Two businesses (Austin Tourist Park and Thrive Health and Nutrition) were insured against interruptions to their business. When COVID-19 affected their businesses, they attempted to claim from their insurance companies. They were covered for interruptions due to outbreaks of particular infectious diseases. The insurance companies (HDI Global and The Hollard Insurance Company) denied liability and refused to make any payment under the policies.
Part of the Disease Benefit clauses in the insurance policy documents stated:
“The cover … does not apply to any circumstances involving ‘Highly Pathogenic Avian Influenza in Humans’ or other diseases declared to be quarantinable diseases under the Australian Quarantine Act 1908 and subsequent amendments…”

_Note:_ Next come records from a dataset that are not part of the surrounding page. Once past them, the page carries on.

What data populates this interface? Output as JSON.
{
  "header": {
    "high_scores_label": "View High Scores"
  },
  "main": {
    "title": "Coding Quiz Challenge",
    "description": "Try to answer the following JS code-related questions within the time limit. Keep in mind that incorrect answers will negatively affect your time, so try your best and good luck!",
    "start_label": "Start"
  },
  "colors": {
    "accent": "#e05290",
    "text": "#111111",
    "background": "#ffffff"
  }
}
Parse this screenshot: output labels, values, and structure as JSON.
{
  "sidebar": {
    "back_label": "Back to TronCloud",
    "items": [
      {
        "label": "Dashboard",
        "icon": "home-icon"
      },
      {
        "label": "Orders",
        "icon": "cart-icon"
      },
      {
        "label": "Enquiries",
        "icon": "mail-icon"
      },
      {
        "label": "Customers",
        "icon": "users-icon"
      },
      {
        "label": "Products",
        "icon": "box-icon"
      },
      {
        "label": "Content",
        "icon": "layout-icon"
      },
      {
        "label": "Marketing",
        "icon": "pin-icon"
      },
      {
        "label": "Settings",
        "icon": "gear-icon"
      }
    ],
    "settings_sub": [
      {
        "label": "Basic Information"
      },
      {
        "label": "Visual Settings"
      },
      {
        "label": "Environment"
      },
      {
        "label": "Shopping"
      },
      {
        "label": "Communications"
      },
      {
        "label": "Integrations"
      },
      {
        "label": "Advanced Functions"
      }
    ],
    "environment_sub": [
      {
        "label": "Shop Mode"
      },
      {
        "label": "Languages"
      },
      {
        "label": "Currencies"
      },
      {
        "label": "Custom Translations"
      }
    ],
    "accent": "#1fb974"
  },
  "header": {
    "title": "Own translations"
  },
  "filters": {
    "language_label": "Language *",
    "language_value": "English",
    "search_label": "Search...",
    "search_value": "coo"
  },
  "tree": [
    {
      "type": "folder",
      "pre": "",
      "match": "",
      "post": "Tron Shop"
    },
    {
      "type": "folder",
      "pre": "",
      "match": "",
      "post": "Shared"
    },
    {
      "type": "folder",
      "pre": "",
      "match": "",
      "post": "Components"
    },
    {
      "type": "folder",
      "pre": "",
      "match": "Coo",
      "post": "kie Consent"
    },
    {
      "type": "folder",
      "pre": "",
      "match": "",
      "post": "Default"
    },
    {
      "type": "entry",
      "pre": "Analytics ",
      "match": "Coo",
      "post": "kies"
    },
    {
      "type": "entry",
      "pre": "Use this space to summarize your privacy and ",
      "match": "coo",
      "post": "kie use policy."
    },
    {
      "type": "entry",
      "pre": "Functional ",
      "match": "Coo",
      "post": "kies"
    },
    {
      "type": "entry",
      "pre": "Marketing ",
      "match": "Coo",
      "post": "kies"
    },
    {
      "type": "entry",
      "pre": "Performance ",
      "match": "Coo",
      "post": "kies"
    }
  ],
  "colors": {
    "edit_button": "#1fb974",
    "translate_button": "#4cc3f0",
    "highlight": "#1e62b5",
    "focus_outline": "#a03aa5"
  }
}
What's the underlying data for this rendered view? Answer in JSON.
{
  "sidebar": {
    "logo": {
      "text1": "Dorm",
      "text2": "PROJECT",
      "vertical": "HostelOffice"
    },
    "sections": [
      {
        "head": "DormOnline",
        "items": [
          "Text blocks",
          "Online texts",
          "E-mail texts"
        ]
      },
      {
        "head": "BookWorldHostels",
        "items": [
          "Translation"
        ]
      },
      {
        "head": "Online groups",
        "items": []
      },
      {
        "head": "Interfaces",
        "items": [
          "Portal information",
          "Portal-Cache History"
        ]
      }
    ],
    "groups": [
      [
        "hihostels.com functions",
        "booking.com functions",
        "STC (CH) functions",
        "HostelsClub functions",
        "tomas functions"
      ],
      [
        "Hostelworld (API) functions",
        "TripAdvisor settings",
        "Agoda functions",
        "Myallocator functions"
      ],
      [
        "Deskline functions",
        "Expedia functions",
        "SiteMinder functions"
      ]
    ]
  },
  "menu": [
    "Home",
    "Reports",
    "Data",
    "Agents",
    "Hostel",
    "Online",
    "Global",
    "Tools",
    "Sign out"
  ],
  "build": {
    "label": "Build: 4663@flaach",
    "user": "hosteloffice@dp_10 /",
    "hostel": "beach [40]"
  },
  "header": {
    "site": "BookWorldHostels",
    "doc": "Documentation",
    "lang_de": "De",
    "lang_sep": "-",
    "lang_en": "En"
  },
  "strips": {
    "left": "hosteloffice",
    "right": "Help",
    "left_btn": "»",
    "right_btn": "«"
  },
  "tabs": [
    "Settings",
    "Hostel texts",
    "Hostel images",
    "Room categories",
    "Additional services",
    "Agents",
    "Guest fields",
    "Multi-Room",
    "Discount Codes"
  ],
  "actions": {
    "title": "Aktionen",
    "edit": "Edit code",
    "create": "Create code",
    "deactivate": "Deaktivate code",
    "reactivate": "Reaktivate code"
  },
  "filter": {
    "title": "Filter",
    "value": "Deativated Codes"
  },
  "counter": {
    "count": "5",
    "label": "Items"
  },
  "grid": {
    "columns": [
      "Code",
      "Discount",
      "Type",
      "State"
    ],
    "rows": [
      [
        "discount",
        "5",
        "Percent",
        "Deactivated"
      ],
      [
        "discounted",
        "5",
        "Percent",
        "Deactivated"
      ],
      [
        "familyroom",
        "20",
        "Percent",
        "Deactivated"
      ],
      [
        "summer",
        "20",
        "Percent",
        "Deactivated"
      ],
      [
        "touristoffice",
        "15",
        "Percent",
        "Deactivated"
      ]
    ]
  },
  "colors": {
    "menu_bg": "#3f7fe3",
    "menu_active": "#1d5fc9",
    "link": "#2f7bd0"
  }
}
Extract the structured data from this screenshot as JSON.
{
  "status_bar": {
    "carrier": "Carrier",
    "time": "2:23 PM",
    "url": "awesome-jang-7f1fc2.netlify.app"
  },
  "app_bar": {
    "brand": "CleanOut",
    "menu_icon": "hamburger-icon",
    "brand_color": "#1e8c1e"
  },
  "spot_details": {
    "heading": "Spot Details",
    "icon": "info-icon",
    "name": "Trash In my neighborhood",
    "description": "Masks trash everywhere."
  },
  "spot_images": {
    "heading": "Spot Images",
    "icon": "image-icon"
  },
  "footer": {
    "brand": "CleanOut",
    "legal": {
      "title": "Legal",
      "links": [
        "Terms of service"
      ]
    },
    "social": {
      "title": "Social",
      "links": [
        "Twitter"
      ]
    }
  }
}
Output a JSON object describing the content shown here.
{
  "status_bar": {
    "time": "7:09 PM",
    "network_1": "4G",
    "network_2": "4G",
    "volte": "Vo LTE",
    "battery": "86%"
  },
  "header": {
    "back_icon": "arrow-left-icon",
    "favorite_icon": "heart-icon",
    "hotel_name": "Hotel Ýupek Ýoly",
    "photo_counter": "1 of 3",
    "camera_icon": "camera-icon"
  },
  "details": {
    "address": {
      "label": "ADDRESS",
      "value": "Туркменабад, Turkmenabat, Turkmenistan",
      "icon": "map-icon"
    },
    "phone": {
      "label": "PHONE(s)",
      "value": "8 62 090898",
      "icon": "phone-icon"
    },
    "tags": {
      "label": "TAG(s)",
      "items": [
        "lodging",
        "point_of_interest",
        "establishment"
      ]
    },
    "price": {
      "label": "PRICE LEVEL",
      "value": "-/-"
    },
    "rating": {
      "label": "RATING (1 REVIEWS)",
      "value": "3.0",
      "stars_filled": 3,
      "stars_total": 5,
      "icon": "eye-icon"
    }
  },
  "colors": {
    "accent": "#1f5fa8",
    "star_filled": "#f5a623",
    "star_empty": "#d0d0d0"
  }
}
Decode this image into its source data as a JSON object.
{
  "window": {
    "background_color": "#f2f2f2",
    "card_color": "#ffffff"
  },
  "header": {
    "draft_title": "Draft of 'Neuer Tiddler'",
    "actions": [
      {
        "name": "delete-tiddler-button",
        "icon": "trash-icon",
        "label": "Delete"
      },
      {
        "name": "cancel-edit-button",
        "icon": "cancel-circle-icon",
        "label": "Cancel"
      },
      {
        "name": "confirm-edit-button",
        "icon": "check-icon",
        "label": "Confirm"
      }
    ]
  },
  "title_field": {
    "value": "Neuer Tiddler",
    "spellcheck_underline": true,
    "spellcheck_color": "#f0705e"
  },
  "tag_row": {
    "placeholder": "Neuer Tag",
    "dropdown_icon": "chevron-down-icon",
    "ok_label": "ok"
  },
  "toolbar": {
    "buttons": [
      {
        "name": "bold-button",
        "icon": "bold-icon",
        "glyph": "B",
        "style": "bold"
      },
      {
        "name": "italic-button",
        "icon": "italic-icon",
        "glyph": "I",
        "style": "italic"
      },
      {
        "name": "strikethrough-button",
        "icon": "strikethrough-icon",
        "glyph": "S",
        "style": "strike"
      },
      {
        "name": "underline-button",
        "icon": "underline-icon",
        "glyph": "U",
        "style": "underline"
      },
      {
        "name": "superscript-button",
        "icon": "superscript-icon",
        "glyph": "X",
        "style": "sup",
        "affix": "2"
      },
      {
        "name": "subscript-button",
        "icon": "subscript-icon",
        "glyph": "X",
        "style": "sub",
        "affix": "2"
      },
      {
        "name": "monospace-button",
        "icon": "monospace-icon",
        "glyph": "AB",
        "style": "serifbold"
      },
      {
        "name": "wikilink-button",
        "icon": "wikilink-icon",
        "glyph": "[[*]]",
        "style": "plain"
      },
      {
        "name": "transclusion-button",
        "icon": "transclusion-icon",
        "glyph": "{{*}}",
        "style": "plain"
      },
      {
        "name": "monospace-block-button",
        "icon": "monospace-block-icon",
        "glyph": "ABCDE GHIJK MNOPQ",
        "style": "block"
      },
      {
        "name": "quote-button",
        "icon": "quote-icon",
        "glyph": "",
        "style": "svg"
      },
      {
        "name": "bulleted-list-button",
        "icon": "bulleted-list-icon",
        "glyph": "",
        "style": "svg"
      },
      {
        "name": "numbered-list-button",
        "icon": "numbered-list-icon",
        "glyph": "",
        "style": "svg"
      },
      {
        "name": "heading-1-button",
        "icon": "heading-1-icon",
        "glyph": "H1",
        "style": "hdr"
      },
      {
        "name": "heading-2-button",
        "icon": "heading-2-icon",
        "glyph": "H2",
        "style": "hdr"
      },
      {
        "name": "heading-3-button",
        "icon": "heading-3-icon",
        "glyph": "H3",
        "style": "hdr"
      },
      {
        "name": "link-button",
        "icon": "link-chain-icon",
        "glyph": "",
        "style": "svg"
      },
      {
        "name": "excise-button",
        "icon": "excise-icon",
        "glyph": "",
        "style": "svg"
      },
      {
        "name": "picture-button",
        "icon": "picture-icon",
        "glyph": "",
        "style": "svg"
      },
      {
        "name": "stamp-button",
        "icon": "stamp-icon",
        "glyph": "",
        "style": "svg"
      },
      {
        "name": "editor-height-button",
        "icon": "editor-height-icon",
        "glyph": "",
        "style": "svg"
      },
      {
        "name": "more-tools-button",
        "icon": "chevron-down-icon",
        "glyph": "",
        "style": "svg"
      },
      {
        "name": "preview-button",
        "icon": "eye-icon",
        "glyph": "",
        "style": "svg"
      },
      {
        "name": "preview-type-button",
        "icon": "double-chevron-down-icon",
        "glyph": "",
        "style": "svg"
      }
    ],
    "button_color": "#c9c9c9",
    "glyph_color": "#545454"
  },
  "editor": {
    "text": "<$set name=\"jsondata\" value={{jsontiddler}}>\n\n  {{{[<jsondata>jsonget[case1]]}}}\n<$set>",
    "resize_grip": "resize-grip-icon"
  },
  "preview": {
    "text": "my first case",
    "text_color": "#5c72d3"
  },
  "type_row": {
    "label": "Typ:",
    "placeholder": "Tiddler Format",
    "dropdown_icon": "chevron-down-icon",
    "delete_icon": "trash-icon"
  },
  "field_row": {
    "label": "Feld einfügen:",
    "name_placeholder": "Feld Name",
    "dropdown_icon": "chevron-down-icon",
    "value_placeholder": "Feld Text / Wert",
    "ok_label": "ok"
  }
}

The Quarantine Act 1908 (Cth) (the Quarantine Act) was repealed on 16 June 2016 and replaced with the Biosecurity Act 2015 (Cth) (the Biosecurity Act). The Biosecurity Act does not use the term “quarantinable diseases” as defined in the Quarantine Act. It instead defines a contagious human disease as one that “causes significant harm to human health”. When comparing both the Quarantine Act and the Biosecurity Act, there are some diseases which are identified in both Acts, whilst others are only present in one.
The insurers argued that “quarantinable diseases” as defined under the Quarantine Act should extend to “human diseases” under the Biosecurity Act. They also argued that the reference to “subsequent amendments” in the policies extend to or include reference to the Biosecurity Act and therefore, did not cover the insureds.
The Court considered what a reasonable person would consider the wording “subsequent amendments” to mean and found that the insurers were liable to pay the insureds, largely due to the ambiguous wording of the outdated policy.
The Insurance Council of Australia (ICA) sought leave to appeal the decision however the High Court of Australia dismissed the application on 25 June 2021. A second test case has commenced in the Federal Court of Australia and we will provide an update in due course.